Now, the seemingly inevitable happens; the Compass Rose is torpedoed. Most of the crew are lost. Among the survivors are Commander Ericson and First Lt. Lockhart. With the battle for the Atlantic still raging, the Commander and First Lieutenant are given a new ship to command and the vital, but hazardous escort duties must continue.
The Cruel Sea is a gripping adventure filmed in semi-documentary style.
NOTABLE:The Cruel Sea received an Oscar nomination for Best Writing, Screenplay.
The Cruel Sea remains true to the novel which was based on the author’s personal experience serving as an escort vessel officer during the war. However, some of Nicholas Monsarrant’s grimmest images were omitted from the film.
Tagline – Hilarious, heart-tugging! You’ll laugh… you’ll cry… you’ll cheer William Holden in his great Academy Award role!
Starring– William Holden (Sgt. J.J. Sefton), Don Taylor (Lt. James Dunbar), Otto Preminger (Col von Scherbach), Robert Strauss (Animal), Harvey Lembeck (Harry Shapiro), Richard Erdman (Sgt. ‘Hoffy’ Hoffman), Peter Graves (Price), Neville Brand (Duke).
Released– July, 1953
Directed By– Billy Wilder
Produced By – Paramount Pictures
Distributed By– Paramount Pictures
Description– Stalag 17, a German POW camp, seems to have a Nazi spy in Barracks Four. Two prisoners have taken a chance on escape only to be killed all too easily. It looks like the German’s were fully aware of the escape attempt.
The shadow of suspicion is beginning to fall on barracks black-marketeer Sgt. J.J. Sefton. Somewhat antisocial, Sefton openly bargains with the enemy to obtain prison luxuries for himself, organizes mouse races and other shady, but profitable enterprises.
But, worst of all, he fraternizes with the enemy and has made bets with other inmates that the escape attempt would prove unsuccessful. Then there’s the confiscation of a radio that was used to secretly get war news for the prisoners.
Now there is the apparent reward, a day in the women’s barracks has been given to Sefton. And if that is not enough, there is a new prisoner, Lt. James Dunbar who has blown up a German ammunition train while being transported to Stalag 17.
Sefton is believed to have told the German’s how Dunbar was able to blow up the train and is accused of being a spy and beaten by his fellow prisoners.
Determined to prove his innocence, Sgt. Sefton sets out to learn who the real spy is and to help Lt. Dunbar escape from the Nazi SS who now want to interrogate him.

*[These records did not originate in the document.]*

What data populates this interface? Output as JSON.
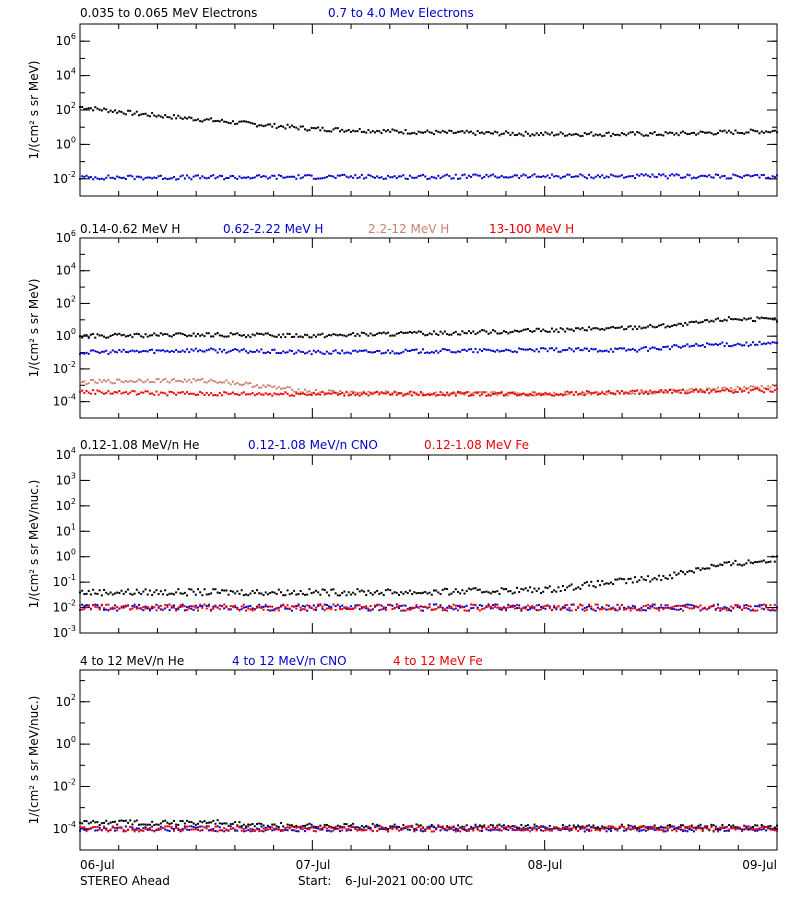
{
  "footer": {
    "spacecraft": "STEREO Ahead",
    "start_label": "Start:",
    "start_value": "6-Jul-2021 00:00 UTC"
  },
  "x_axis": {
    "ticks": [
      "06-Jul",
      "07-Jul",
      "08-Jul",
      "09-Jul"
    ]
  },
  "chart_data": [
    {
      "type": "scatter",
      "log_y": true,
      "ylabel": "1/(cm² s sr MeV)",
      "ylim_exp": [
        -3,
        7
      ],
      "ytick_exps": [
        -2,
        0,
        2,
        4,
        6
      ],
      "xlim_days": [
        0,
        3
      ],
      "series": [
        {
          "name": "0.035 to 0.065 MeV Electrons",
          "color": "#000000",
          "x": [
            0,
            0.25,
            0.5,
            0.75,
            1.0,
            1.5,
            2.0,
            2.5,
            3.0
          ],
          "y": [
            150,
            60,
            30,
            15,
            8,
            5,
            4,
            4,
            6
          ]
        },
        {
          "name": "0.7 to 4.0 Mev Electrons",
          "color": "#0000cc",
          "x": [
            0,
            0.5,
            1.0,
            1.5,
            2.0,
            2.5,
            3.0
          ],
          "y": [
            0.012,
            0.012,
            0.013,
            0.013,
            0.014,
            0.014,
            0.013
          ]
        }
      ]
    },
    {
      "type": "scatter",
      "log_y": true,
      "ylabel": "1/(cm² s sr MeV)",
      "ylim_exp": [
        -5,
        6
      ],
      "ytick_exps": [
        -4,
        -2,
        0,
        2,
        4,
        6
      ],
      "xlim_days": [
        0,
        3
      ],
      "series": [
        {
          "name": "0.14-0.62 MeV H",
          "color": "#000000",
          "x": [
            0,
            0.5,
            1.0,
            1.5,
            2.0,
            2.3,
            2.6,
            2.8,
            3.0
          ],
          "y": [
            1.0,
            1.2,
            1.1,
            1.5,
            2.2,
            3,
            5,
            12,
            10
          ]
        },
        {
          "name": "0.62-2.22 MeV H",
          "color": "#0000cc",
          "x": [
            0,
            0.5,
            1.0,
            1.5,
            2.0,
            2.4,
            2.7,
            3.0
          ],
          "y": [
            0.1,
            0.14,
            0.1,
            0.12,
            0.14,
            0.15,
            0.3,
            0.35
          ]
        },
        {
          "name": "2.2-12 MeV H",
          "color": "#c8826e",
          "x": [
            0,
            0.3,
            0.6,
            0.75,
            1.0,
            1.5,
            2.0,
            2.5,
            3.0
          ],
          "y": [
            0.0015,
            0.002,
            0.0018,
            0.001,
            0.0004,
            0.0003,
            0.0003,
            0.0004,
            0.0008
          ]
        },
        {
          "name": "13-100 MeV H",
          "color": "#ee0000",
          "x": [
            0,
            0.5,
            1.0,
            1.5,
            2.0,
            2.5,
            3.0
          ],
          "y": [
            0.0004,
            0.0003,
            0.0003,
            0.0003,
            0.0003,
            0.0004,
            0.0005
          ]
        }
      ]
    },
    {
      "type": "scatter",
      "log_y": true,
      "ylabel": "1/(cm² s sr MeV/nuc.)",
      "ylim_exp": [
        -3,
        4
      ],
      "ytick_exps": [
        -3,
        -2,
        -1,
        0,
        1,
        2,
        3,
        4
      ],
      "xlim_days": [
        0,
        3
      ],
      "series": [
        {
          "name": "0.12-1.08 MeV/n He",
          "color": "#000000",
          "x": [
            0,
            0.5,
            1.0,
            1.5,
            2.0,
            2.3,
            2.5,
            2.7,
            3.0
          ],
          "y": [
            0.04,
            0.04,
            0.04,
            0.04,
            0.05,
            0.1,
            0.15,
            0.4,
            0.8
          ]
        },
        {
          "name": "0.12-1.08 MeV/n CNO",
          "color": "#0000cc",
          "x": [
            0,
            1.0,
            2.0,
            3.0
          ],
          "y": [
            0.01,
            0.01,
            0.01,
            0.01
          ]
        },
        {
          "name": "0.12-1.08 MeV Fe",
          "color": "#ee0000",
          "x": [
            0,
            1.0,
            2.0,
            3.0
          ],
          "y": [
            0.01,
            0.01,
            0.01,
            0.01
          ]
        }
      ]
    },
    {
      "type": "scatter",
      "log_y": true,
      "ylabel": "1/(cm² s sr MeV/nuc.)",
      "ylim_exp": [
        -5,
        3.5
      ],
      "ytick_exps": [
        -4,
        -2,
        0,
        2
      ],
      "xlim_days": [
        0,
        3
      ],
      "series": [
        {
          "name": "4 to 12 MeV/n He",
          "color": "#000000",
          "x": [
            0,
            0.6,
            0.7,
            1.5,
            2.5,
            3.0
          ],
          "y": [
            0.0002,
            0.0002,
            0.00015,
            0.00012,
            0.00012,
            0.00012
          ]
        },
        {
          "name": "4 to 12 MeV/n CNO",
          "color": "#0000cc",
          "x": [
            0,
            1.0,
            2.0,
            3.0
          ],
          "y": [
            0.0001,
            0.0001,
            0.0001,
            0.0001
          ]
        },
        {
          "name": "4 to 12 MeV Fe",
          "color": "#ee0000",
          "x": [
            0,
            3.0
          ],
          "y": [
            0.0001,
            0.0001
          ]
        }
      ]
    }
  ]
}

NOTABLE: Stalag 17 won one Oscar for Best Actor in a Leading Role (William Holden), and received nominations for Best Director (Billy Wilder), and Best Actor in a Supporting Role (Robert Strauss).
The story is based on the Broadway play written by Donald Bevan and Edmund Trzcinski who were both prisoners of war in Stalag 17B in Austria.
Actor William Holden was hesitant to accept the role, believing the character to be too selfish and cynical. However, being under contract to Paramount, he was forced to do it.
Stalag 17 along with The Bridge on the River Kwai and The Great Escape are considered to be three of the best World War II prisoner-of-war movies.
Personal Note: While the description sure doesn’t sound like it, this film has some very funny moments. It is an excellent balance between drama, suspense, and comedy.